Use the Floyd-Warshall algorithm to compute the shortest paths between all pairs of vertices in graph g using an optional distance matrix distmx. Return a Graphs.FloydWarshallState with relevant traversal information.

Performance

Space complexity is on the order of $\mathcal{O}(|V|^2)$.

struct JohnsonState{T, U}

An AbstractPathState designed for Johnson shortest-paths calculations.

johnson_shortest_paths(g, distmx=weights(g))

Use the Johnson algorithm to compute the shortest paths between all pairs of vertices in graph g using an optional distance matrix distmx.
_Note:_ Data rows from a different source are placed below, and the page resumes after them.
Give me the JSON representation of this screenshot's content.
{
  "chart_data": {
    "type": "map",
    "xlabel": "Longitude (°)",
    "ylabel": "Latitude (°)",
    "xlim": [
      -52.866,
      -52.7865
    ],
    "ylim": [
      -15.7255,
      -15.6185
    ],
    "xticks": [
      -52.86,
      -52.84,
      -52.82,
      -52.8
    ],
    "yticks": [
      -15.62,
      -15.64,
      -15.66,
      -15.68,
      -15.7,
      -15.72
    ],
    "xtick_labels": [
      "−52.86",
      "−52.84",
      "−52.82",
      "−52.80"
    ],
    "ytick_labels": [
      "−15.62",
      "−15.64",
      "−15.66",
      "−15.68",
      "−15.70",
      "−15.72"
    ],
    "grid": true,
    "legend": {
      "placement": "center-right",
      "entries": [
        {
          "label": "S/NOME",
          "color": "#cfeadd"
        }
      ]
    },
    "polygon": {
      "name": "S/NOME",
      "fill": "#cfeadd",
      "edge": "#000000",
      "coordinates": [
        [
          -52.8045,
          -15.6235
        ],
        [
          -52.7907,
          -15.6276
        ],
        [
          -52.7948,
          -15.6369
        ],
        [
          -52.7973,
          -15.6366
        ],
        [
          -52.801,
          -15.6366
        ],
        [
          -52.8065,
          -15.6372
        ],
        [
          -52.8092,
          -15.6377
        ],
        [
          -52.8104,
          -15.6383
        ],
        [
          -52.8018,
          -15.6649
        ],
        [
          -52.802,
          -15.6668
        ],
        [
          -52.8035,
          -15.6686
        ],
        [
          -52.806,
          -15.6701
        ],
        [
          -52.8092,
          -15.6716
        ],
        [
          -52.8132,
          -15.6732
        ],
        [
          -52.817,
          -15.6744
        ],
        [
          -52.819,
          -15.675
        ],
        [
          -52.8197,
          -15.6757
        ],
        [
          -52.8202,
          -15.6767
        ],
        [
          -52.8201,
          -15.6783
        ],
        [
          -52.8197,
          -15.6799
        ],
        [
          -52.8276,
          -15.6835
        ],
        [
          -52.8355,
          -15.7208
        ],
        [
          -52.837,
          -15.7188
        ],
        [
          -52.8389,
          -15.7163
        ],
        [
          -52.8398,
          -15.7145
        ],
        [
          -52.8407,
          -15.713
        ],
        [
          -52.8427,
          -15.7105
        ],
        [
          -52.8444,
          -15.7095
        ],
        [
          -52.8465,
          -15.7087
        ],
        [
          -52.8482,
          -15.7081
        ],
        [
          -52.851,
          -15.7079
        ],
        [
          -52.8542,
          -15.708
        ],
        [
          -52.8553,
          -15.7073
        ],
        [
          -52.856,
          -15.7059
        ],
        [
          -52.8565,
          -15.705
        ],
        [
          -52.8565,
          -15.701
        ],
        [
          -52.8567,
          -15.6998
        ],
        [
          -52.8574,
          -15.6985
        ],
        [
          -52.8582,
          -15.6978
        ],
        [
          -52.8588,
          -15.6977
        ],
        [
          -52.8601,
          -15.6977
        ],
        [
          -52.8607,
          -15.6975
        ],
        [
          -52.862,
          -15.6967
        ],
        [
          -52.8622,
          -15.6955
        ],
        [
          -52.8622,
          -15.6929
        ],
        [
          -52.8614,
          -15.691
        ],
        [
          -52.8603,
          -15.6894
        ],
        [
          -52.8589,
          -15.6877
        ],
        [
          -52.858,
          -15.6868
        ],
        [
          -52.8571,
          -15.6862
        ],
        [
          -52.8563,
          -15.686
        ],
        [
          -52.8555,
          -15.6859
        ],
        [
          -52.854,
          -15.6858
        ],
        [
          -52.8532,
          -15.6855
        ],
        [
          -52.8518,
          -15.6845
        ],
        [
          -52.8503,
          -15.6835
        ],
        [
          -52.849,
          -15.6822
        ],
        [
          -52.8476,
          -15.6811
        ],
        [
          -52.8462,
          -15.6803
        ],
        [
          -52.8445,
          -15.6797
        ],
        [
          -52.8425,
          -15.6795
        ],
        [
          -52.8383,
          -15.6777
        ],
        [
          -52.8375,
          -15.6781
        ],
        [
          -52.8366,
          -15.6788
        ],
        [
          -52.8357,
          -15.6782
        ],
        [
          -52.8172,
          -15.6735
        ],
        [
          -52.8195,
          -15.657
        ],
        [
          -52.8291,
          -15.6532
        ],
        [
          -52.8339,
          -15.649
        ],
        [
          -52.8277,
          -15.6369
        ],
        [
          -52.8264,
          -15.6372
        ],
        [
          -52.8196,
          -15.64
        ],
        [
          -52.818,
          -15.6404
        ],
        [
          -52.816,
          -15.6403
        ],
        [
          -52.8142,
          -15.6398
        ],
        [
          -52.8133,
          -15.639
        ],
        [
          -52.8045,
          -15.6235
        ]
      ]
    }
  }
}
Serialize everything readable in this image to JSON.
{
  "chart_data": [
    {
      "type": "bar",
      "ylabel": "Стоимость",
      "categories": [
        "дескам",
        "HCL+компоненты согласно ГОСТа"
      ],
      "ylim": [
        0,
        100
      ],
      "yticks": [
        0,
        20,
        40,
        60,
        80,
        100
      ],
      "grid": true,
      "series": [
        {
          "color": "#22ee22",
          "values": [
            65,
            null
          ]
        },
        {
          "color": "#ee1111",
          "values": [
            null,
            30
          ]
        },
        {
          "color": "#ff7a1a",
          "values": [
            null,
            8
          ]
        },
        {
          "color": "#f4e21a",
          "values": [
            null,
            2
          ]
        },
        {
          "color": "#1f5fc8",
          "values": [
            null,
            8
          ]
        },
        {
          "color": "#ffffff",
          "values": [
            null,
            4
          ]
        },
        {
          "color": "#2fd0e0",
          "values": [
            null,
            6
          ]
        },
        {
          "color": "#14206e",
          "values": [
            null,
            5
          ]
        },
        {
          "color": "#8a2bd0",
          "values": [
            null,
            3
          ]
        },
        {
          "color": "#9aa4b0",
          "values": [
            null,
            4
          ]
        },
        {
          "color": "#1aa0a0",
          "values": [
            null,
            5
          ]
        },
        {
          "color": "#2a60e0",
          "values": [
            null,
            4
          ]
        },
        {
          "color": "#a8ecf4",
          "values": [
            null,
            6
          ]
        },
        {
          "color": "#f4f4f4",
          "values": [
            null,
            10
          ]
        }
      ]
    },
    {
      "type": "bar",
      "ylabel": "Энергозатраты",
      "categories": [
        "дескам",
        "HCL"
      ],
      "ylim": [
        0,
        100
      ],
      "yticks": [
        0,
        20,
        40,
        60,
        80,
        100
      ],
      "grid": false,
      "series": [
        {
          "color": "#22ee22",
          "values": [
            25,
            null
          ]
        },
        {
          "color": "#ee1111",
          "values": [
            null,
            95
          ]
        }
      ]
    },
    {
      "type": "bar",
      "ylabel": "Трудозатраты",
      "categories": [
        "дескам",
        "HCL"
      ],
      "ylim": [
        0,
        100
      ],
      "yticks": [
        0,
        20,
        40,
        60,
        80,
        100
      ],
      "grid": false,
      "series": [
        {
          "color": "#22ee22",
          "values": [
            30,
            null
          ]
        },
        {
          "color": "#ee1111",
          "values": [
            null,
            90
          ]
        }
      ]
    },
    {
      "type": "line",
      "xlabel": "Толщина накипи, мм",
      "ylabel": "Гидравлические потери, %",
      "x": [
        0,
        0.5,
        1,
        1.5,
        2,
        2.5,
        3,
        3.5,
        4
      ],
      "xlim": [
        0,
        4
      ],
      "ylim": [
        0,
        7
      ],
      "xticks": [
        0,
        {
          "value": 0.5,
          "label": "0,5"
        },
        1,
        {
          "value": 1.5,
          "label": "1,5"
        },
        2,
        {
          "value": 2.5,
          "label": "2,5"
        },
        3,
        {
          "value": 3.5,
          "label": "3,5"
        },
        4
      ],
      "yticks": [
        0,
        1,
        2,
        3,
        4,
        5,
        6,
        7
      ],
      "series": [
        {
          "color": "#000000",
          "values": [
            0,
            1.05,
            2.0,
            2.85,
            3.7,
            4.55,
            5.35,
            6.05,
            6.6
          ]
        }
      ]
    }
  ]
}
Return a Graphs.JohnsonState with relevant traversal information.

Performance

Complexity: O(|V|*|E|)

Function which returns true if there is any negative weight cycle in the graph.

Examples

julia> g = complete_graph(3);

julia> d = [1 -3 1; -3 1 1; 1 1 1];

julia> has_negative_edge_cycle_spfa(g, d)
true

julia> g = complete_graph(4);

julia> d = [1 1 -1 1; 1 1 -1 1; 1 1 1 1; 1 1 1 1];

julia> has_negative_edge_cycle_spfa(g, d);
false

spfa_shortest_paths(g, s, distmx=weights(g))

Compute shortest paths between a source s and all other nodes in graph g using the [Shortest Path Faster Algorithm] (https://en.wikipedia.org/wiki/ShortestPathFaster_Algorithm).

Examples

julia> g = complete_graph(3);

julia> d = [1 -3 1; -3 1 1; 1 1 1];

julia> spfa_shortest_paths(g, 1, d)

ERROR: Graphs.NegativeCycleError()

julia> g = complete_graph(4);

julia> d = [1 1 -1 1; 1 1 -1 1; 1 1 1 1; 1 1 1 1];

julia> spfa_shortest_paths(gx, 1, d)

4-element Array{Int64,1}:
  0
  0
 -1
  0

struct YenState{T, U}

Designed for yen k-shortest-paths calculations.

yen_k_shortest_paths(g, source, target, distmx=weights(g), K=1; maxdist=Inf);

Perform Yen's algorithm on a graph, computing k-shortest distances between source and target other vertices. Return a YenState that contains distances and paths.